I would estimate the screen size in AMC Garden State theater #15 in Paramus as 60 feet wide, which was the same size as the screen at the original Stanley Warner Route 4 down the road, which played 2001 many times. Lots of head turning was necessary from the front row, which is a good way to watch 2001. About 30 people were there for the 3:30 PM show on Sunday.
One nice thing: the exit music played out to the very end. That’s about 5 or 6 minutes, but it wasn’t cut off. I will probably be going back before the engagement ends.
I’m glad the show went so well. I saw The Bridge on the River Kwai here several years ago, in 35mm CinemaScope. The movie and the theater were both very impressive.
I would estimate the screen size in theater #15 as 60 feet wide, which was the same size as the screen at the original Stanley Warner Route 4, which played 2001 many times. Lots of head turning was necessary from the front row, which is a good way to watch 2001. About 30 people were there for the 3:30 PM show today.
Mark, thanks for that great compliment. By the way, I am going to see it today in Paramus. I’ve got to see it in as many different theaters as I can!
Thanks, NYer! Haven’t got too many anniversaries like this. Only other movie one is Star Wars (5/25/1977). I have a couple of album ones, like Sgt. Pepper’s (6/1/1967) and Led Zeppelin IV (11/8/1971).
You’re right.
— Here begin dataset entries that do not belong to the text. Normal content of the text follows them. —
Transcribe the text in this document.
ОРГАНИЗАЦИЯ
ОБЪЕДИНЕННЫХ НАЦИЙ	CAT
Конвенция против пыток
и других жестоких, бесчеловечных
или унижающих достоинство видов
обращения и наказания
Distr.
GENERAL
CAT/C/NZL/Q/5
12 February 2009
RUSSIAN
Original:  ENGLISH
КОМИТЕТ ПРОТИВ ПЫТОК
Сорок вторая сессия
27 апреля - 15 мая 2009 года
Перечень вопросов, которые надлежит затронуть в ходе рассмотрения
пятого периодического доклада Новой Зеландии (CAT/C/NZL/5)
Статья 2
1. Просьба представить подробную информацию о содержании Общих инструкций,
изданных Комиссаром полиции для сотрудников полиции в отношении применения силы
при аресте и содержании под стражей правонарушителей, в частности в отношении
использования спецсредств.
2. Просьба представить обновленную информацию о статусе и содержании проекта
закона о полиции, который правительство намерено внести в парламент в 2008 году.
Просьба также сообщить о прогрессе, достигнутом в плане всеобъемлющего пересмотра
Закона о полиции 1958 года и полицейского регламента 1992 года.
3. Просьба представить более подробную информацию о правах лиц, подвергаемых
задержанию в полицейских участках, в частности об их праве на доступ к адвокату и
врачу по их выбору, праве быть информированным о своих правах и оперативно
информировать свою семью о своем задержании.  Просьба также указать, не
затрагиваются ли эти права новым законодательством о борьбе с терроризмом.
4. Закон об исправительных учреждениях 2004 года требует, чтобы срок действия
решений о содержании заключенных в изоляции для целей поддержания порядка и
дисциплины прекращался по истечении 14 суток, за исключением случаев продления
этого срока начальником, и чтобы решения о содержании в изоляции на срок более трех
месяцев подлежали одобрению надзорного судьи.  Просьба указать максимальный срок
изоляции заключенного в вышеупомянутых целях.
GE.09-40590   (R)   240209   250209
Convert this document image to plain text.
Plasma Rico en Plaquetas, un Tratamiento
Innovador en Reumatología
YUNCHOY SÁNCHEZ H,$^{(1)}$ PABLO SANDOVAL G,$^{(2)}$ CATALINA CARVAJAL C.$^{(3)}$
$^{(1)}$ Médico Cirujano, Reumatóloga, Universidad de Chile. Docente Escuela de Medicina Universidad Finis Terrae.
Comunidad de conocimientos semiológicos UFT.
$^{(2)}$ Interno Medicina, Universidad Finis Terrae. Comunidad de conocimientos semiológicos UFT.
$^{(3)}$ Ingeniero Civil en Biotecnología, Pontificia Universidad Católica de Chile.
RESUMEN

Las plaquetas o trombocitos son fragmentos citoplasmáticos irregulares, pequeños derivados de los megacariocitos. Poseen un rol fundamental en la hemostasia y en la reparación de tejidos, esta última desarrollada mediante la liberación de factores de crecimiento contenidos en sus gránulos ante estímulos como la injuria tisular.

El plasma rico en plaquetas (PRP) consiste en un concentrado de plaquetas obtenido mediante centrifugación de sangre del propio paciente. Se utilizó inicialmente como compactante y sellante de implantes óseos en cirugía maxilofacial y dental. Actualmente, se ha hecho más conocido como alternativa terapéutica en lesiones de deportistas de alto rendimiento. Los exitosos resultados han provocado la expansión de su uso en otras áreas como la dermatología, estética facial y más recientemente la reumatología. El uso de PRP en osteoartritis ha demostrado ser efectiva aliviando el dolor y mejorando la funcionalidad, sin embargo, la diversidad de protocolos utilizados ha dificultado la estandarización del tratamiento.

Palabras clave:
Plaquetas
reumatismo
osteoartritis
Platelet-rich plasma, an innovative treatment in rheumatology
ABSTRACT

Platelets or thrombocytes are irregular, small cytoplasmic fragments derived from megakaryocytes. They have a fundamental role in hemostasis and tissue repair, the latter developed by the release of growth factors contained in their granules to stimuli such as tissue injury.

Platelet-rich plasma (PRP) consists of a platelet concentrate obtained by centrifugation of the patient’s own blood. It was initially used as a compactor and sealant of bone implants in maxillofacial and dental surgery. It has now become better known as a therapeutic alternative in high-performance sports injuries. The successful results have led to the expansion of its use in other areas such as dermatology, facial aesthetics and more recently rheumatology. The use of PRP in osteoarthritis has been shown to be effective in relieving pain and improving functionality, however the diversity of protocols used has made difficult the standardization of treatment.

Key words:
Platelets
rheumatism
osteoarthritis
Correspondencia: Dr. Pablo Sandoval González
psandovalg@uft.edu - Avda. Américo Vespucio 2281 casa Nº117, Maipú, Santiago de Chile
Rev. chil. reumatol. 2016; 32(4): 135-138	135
If I could, I’d take back everyone who ever posted on this Capitol Theatre page.
June 15, 1968, 1:30 PM: today is my personal 50th anniversary with “2001” and the Capitol. An incomparable movie/theater combination. Who’s got a time machine?
Ericeman: I’m going to the AMC Garden State 16 on Sunday and I’ll ask about the screen size. If nobody knows, I’ll give you my best estimate.
Mark, I’m sure your colleague will do just as good a job as you. It must be a projectionist’s dream to get your hands on a 70mm print.
The Union County Arts Center is a great place to see classic films. I saw The Bridge on the River Kwai there a few years ago.
For three out of the past four weeks, the highest grossing movie in the US based on per-screen average has been “2001”. If only Stanley were still alive to see this.